For a lot of Christian men there is a struggle to keep sexually pure. Now I realize that there are a lot of definitions of “purity” out there, it seem that some think masterbation is okay, and others think dressing in a sexually attractive way is okay, while some believe that not talking about any of these things is okay as well. Yes, we’ve heard this over and over, and I am still not convinced that the Church at large (the full body of Christ) has really taken this on. As I speak to more and more men I realize the need for a new Church culture that speaks Truth and Grace into the suxual purity issue.

I guess I take a hybrid, or middle of the ground, approach to these things. I believe that most of the time people don’t take a deep look into the reasons behind these struggles. We, in the Church, have taken the appraoch of “think no evil, see no evil, speak no evil”. When, from what I observe this has lead us to isolation, shame, doubt, and in many cases deep wounds that fester anger and fear, Jesus instructed us to not have even a hint of lust. Yet he forgives.

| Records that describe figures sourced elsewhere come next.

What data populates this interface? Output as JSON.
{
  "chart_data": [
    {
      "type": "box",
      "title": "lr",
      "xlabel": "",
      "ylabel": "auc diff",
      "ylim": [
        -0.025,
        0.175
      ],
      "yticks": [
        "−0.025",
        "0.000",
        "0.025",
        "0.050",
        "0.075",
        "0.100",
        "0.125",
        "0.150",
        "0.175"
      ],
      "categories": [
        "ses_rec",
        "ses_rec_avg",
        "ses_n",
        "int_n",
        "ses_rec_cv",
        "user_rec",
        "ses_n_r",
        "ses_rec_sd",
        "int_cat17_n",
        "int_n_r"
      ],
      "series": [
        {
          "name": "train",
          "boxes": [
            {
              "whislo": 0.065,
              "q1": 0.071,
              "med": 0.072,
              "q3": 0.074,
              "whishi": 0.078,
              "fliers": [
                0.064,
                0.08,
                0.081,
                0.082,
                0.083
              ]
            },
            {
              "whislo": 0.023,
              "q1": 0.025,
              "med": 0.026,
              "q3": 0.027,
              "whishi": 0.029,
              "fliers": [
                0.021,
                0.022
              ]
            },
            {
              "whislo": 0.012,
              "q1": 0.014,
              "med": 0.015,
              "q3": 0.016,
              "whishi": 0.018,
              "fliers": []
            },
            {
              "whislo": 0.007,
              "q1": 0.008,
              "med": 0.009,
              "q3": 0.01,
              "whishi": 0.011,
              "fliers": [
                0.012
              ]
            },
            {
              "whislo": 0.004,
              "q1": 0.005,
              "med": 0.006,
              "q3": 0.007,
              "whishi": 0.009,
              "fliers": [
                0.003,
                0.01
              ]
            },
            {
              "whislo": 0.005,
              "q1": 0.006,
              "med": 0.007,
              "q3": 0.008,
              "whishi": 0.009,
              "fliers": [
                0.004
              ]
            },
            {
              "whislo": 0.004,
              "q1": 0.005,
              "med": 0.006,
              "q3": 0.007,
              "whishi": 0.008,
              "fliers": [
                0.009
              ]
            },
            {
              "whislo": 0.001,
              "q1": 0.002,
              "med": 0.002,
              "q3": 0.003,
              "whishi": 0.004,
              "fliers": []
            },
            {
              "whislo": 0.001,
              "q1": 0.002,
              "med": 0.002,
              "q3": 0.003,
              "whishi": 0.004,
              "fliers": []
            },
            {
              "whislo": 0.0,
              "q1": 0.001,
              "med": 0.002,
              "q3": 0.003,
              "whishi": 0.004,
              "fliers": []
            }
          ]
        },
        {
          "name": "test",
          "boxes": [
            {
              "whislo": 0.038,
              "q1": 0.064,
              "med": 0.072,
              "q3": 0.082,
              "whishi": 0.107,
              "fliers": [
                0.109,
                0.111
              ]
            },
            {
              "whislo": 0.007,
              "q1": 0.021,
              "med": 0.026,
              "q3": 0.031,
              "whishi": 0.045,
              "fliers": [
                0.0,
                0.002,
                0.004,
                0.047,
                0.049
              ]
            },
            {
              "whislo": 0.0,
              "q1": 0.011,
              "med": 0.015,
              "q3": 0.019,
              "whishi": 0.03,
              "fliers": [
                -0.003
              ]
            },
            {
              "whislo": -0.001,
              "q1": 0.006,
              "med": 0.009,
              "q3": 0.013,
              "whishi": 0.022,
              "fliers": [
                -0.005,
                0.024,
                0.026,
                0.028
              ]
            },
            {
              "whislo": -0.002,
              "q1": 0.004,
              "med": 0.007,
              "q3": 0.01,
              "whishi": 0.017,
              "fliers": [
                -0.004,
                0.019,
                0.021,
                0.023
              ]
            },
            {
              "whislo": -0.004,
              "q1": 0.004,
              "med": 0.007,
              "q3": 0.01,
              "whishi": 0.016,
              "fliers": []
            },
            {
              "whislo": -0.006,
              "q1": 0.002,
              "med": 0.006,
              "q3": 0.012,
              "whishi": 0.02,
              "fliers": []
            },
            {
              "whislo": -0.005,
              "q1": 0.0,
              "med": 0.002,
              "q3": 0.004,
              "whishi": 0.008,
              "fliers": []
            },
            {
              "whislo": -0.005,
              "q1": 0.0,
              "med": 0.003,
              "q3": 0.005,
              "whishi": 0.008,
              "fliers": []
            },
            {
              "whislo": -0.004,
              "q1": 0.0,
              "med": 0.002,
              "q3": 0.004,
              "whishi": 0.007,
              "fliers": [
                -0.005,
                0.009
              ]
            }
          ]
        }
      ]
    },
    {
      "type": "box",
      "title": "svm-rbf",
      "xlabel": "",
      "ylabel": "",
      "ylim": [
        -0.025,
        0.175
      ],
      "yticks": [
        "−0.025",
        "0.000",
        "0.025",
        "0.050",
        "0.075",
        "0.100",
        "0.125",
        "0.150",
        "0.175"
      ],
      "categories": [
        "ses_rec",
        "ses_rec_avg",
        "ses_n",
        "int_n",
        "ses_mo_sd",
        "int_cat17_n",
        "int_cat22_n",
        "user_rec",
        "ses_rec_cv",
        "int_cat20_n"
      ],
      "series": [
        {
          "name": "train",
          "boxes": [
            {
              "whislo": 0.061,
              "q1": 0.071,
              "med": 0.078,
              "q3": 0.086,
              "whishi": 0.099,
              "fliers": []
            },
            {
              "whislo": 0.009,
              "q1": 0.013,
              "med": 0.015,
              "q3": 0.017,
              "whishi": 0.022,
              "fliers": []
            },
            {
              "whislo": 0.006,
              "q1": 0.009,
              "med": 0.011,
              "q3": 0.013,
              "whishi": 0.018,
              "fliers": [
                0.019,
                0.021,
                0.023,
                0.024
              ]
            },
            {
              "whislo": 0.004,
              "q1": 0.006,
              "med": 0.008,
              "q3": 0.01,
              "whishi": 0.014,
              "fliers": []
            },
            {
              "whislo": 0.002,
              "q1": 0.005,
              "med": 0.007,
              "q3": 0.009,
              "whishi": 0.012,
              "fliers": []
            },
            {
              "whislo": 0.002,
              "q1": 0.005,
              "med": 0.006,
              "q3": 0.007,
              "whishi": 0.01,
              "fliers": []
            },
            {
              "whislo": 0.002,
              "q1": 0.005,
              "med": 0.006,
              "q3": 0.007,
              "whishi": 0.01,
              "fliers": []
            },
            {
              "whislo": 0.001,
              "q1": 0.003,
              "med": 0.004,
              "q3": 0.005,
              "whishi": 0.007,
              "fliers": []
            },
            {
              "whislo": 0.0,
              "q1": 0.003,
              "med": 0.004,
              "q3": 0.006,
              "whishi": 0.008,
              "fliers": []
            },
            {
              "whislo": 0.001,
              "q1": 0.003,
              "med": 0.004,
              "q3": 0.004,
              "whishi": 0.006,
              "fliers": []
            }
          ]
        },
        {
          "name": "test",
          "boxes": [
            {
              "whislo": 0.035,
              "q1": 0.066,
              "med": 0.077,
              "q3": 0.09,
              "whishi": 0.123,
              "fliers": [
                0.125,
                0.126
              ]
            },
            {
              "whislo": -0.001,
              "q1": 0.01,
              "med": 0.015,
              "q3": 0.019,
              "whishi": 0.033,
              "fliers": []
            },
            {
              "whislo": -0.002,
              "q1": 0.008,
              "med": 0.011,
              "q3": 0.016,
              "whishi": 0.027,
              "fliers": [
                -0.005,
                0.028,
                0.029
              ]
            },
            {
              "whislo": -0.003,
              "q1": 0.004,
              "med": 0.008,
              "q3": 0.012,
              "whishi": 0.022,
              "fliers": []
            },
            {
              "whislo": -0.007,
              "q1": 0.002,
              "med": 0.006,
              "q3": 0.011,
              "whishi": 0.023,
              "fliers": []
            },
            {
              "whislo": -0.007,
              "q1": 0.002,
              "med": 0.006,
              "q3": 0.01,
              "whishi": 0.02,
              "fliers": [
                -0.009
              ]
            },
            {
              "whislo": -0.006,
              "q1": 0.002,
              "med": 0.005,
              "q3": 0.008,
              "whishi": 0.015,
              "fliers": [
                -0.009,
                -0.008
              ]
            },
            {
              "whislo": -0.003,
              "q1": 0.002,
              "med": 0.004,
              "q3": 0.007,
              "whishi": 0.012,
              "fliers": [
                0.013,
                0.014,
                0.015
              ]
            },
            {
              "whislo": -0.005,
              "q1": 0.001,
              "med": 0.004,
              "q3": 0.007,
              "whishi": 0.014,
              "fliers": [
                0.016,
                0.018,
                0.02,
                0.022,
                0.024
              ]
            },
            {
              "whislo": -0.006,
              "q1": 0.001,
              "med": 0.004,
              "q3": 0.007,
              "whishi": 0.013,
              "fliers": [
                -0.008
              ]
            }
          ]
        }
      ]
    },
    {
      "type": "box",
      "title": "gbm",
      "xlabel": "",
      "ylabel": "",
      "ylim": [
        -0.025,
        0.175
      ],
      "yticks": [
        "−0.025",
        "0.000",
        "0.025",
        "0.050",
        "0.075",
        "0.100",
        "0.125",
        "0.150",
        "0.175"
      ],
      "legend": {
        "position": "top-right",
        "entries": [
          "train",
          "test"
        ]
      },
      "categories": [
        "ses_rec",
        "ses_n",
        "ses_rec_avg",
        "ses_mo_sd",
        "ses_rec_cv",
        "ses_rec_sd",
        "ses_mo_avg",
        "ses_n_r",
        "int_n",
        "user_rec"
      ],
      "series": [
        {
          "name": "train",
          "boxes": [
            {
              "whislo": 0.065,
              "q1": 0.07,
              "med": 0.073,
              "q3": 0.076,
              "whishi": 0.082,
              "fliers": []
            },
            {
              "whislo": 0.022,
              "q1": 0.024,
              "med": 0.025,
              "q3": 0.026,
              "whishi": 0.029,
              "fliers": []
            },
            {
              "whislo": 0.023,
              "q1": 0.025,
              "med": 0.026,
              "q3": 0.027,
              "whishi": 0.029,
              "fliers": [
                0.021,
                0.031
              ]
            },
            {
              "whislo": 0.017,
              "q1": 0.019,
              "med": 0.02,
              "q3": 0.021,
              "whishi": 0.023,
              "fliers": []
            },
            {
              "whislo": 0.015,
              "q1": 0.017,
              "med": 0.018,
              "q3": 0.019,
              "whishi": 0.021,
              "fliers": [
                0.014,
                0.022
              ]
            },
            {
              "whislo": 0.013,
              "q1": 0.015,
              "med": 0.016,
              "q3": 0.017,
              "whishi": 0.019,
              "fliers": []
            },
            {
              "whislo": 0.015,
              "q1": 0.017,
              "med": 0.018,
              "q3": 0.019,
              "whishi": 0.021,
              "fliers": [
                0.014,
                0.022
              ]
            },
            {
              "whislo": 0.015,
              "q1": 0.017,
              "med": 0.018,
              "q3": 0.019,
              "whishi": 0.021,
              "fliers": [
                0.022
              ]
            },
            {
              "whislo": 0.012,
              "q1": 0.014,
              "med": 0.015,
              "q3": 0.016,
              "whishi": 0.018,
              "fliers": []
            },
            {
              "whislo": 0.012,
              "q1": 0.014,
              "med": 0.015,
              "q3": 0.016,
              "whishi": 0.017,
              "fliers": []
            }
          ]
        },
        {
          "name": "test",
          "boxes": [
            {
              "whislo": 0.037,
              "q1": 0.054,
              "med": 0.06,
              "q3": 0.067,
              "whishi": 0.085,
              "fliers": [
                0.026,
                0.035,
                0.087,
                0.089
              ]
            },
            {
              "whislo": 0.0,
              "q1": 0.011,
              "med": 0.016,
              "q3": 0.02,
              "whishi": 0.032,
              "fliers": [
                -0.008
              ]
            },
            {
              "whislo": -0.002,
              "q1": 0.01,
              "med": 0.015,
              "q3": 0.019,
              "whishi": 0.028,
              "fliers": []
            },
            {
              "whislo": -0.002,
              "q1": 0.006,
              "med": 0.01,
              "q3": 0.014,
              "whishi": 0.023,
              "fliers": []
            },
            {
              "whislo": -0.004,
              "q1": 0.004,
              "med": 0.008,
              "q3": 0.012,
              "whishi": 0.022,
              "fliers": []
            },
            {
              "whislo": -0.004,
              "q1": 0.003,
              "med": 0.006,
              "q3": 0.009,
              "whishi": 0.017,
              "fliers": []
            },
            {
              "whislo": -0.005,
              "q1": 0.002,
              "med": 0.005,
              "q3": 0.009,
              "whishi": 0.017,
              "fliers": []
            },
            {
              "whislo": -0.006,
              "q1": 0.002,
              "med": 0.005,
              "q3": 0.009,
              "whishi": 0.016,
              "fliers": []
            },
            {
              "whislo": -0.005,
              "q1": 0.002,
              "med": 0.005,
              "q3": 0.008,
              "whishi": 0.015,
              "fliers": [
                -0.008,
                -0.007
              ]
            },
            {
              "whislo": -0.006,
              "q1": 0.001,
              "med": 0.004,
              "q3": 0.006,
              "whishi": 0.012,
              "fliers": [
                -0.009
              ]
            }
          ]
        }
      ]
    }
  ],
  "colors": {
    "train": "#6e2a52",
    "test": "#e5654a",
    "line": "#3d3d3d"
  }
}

You see, I know that the enemy plays with this part of our lives because it is so destructive towards our ability to relate to God, and to others. We can easily become isolated and cut off and then allowing people to Love us, and for us to Love others becomes increasingly hard due to the shame that surrounds our heart. So I ask, what is the root of these “problems”, how do we replace these desires with healthy ones? What is a healthy desire?

I am far from the answer, only recently have I began to fully grasp the freedom of exercising true freedom in this area. My past makes it difficult, but I know that He who is in me, is stronger than he who is in the world.